La Caracola por Germán Diograzia

En aquella época había yo cumplido ocho años. Mi padre, como siempre, viajando por el mundo. Mi madre y yo permanecimos aquel verano en una pequeña villa de pescadores, donde alquiláramos una preciosa casita cerca del muelle. Si ustedes miran un mapa de Colombia verán al norte de Cartagena un pequeño punto y un nombre “La Canela”, aunque es casi seguro que ahora haya desaparecido de los mapas. Ya conté sobre la extraordinaria belleza de esa costa. Quien duda que los sueños de casi todos los navegantes empiezan y terminan en algún lugar del caribe. Allí estaba yo correteando –-sin ningún peligro- entre palmeras. Recogiendo los dulces cocos, contando cuántos peces voladores pasaban ante mis ojos fascinados. Adorando a los papagayos.  Soñando a lo lejos con los delfines, con poder nadar con ellos -cosa que luego pude hacer muchas veces-. ¿Cómo creen ustedes que se cría un niño soñador y libre en uno de los lugares más bellos de la tierra? Y sin embargo un poco más allá de ese mundo existía y existe aún otro. Pueblos sumidos en la extrema pobreza, entre soles, lunas y cielos siempre impecables. Alimentos al alcance de la mano, mares plenos de peces.

Mientras ojos tristes y apáticos ya no saben cómo buscar su sustento. Pero aún yo no lo sabía, la magia del lugar, los libros innumerables que devoraba en las tórridas tardes a la sombra de las palmeras, inflaban mi alma. A veces cerraba un libro de aventuras y levantando los ojos hacia el mar, creía casi con certeza que llegarían los piratas. Los miraba bajar de una chalupa, ajustarse sus espadas. Cargar sus mosquetes, mientras un gordo de necesaria camiseta a rayas rojas, portaba un pequeño barril para cargar agua…

Exploraba, a veces, durante horas las cavernas que se encontraban a pocos cientos de metros de casa. Buscaba los tesoros de aquellos hombres. Una vez encontré unos huesos humanos y unos trozos de hierro irreconocibles.

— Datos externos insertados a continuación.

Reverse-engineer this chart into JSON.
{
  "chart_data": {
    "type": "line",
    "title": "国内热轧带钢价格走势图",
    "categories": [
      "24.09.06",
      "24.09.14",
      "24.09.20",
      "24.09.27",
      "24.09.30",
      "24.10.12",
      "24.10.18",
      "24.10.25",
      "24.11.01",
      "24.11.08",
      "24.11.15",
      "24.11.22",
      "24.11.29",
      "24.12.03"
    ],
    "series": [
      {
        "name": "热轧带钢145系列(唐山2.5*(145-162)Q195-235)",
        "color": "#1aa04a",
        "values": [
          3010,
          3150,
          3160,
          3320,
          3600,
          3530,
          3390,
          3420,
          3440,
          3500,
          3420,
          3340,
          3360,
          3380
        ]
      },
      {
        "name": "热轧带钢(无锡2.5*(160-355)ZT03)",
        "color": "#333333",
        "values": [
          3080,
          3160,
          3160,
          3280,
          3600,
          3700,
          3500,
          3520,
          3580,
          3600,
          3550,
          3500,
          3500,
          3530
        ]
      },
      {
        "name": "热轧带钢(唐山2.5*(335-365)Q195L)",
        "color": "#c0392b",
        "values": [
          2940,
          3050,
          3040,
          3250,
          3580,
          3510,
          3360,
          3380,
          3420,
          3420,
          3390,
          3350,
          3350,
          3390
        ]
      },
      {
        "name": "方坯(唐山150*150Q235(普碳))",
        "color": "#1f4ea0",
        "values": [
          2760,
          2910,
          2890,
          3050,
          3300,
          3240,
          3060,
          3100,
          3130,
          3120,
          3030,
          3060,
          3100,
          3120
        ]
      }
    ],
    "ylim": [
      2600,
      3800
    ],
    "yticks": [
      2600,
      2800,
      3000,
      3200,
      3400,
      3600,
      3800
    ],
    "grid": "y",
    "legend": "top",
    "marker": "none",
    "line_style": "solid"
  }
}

Frente al muelle de madera destartalada, la negra Simona, una mujer gorda y de edad indefinida, atendía a los pocos parroquianos que eternamente tomaban aquella cerveza negra, como ellos mismos. El viejo Carlino con su eterno toscano, lograba que me sentara a su lado. A veces mirando mucho más allá de la laguna de coral y del mismo océano, soñaba despierto, y me hacía volar a mundos fantásticos y olvidados para siempre por todos. Yo creí así durante mucho tiempo que Carlino y yo éramos los únicos que entrábamos y salíamos de esos lugares infinitamente remotos. Un día el viejo negro, cuya edad sin duda era centenaria, me hizo colocar una pesada caracola en mi oído. Como es obvio ya conocía el sonido “del mar” que producían. Pero aquella vez fueron voces claras y fuertes en un idioma que nunca escuchara, pero que comprendía. El viejo con una voz profunda me dijo, cierra los ojos y siente. Quizás por los libros leídos, por mi exagerada imaginación o por el humo del cigarro experimente una vivencia única, que nunca más pude repetir.

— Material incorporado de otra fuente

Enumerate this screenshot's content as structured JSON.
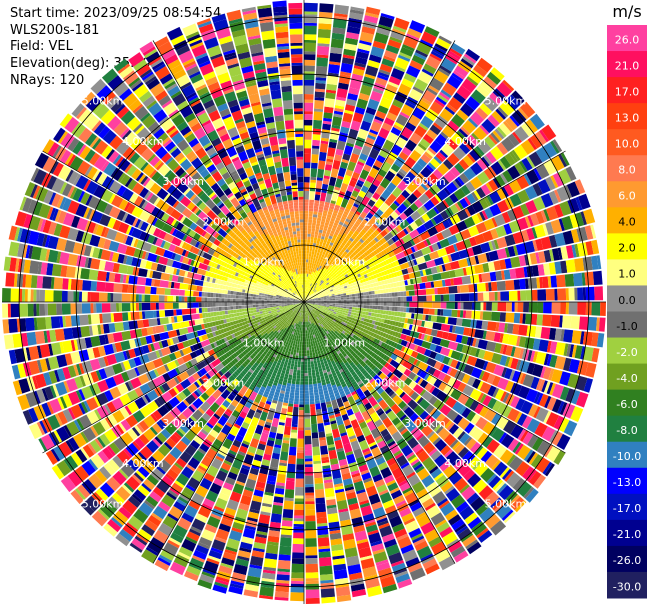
{
  "header": {
    "start_time": "Start time: 2023/09/25 08:54:54",
    "instrument": "WLS200s-181",
    "field": "Field: VEL",
    "elevation": "Elevation(deg): 35.30",
    "nrays": "NRays: 120"
  },
  "colorbar": {
    "unit": "m/s",
    "ticks": [
      "26.0",
      "21.0",
      "17.0",
      "13.0",
      "10.0",
      "8.0",
      "6.0",
      "4.0",
      "2.0",
      "1.0",
      "0.0",
      "-1.0",
      "-2.0",
      "-4.0",
      "-6.0",
      "-8.0",
      "-10.0",
      "-13.0",
      "-17.0",
      "-21.0",
      "-26.0",
      "-30.0"
    ],
    "colors": [
      "#ff40a0",
      "#ff1060",
      "#ff2020",
      "#ff4010",
      "#ff5a20",
      "#ff7a50",
      "#ff9a30",
      "#ffb000",
      "#ffff00",
      "#ffff80",
      "#909090",
      "#707070",
      "#a0d040",
      "#70a020",
      "#308020",
      "#208040",
      "#3080c0",
      "#0000ff",
      "#0010c0",
      "#000090",
      "#000060",
      "#202060"
    ]
  },
  "ppi": {
    "range_labels": [
      "1.00km",
      "2.00km",
      "3.00km",
      "4.00km",
      "5.00km"
    ],
    "ring_radii_km": [
      1,
      2,
      3,
      4,
      5
    ],
    "max_range_km": 5.3,
    "nrays": 120,
    "clean_range_km": 1.8
  }
}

Primero fueron voces, como si un grupo de hombres se acercara por la playa hacia mí. Seguí con los ojos cerrados, pero pude verlos. La playa -la misma en la que estábamos- se encontraba desierta. Había desaparecido el muelle. El negocio de la negra Simona y hasta el pequeño pueblo. Cuatro cargaban mosquetes y pistolas. Sus ropas raídas y sucias mostraban claramente su oficio. Un quinto hombre, bajo y regordete arrastraba un cofre. Atrás un bote de madera esperaba el regreso. En la laguna misma un bergantín inmenso permanecía inmóvil. Pude ver a varios hombres en la cubierta. Ya no estaba al lado del viejo negro. Ahora seguía los hombres. Los vi entrar en una de las cavernas.

Luego escuché gritos y un disparo. Salieron cuatro sin el cofre, dejando adentro al regordete. Mucho más tarde, cuando ya el sol comenzaba a deshacerse antes de tocar el horizonte escuché la fuerte voz de mi madre. El viejo Carlino había desaparecido. Aún tenía la enorme caracola en mis manos.